La autocrítica es pariente de la autoestima (el gesto predilecto de los Bucayman), ambas familiares de la autosugestión y de la autoayuda conformando un conjunto perteneciente a la gran familia del narcisismo, es decir de todos aquellos movimientos que se dirigen al repliegue en sí mismo. Esto incluye a todos los que circulan por la vida destilando autoestima con una sonrisa congelada en el rostro. Pero también alcanza a todos los mortales que entonan la vidala de la subvaloración crónica atrapados en una especie de regodeo negativo de las cosas en general, del país en particular, y en ocasiones hasta de sí mismo: todo un conjunto sinfónico inspirado y dedicado a lo inalterable.

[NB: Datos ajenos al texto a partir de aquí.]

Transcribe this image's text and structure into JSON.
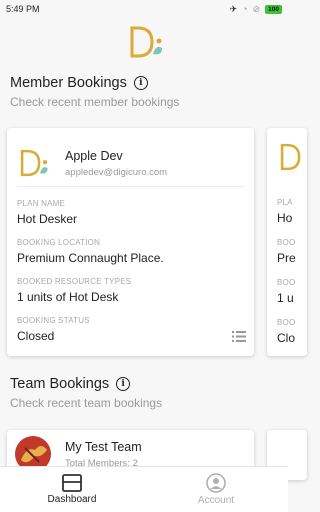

A pesar de su apariencia la autocrítica es profundamente conservadora, una especie de antídoto frente a cualquier cambio que altere la rutina destinada a pensar y hacer siempre lo mismo. En este punto la sociedad, es decir las sociedades y la política, tienen una complicidad que está a la vista y que sin embargo es invisible: la política ha logrado constituirse en una clase, llamada justamente clase política, separada abismalmente del resto de la población. Salvo, claro está, de los lobbys que le son consubstanciales.

En suma la autocrítica oculta la crítica, es decir la capacidad de cuestionar y cuestionarse para en lo posible transformar y transformarse en el intento de poder cada tanto salir del autismo social e individual en que vivimos y del que ninguna autocrítica, al igual que ninguna religión, ayuda a salir.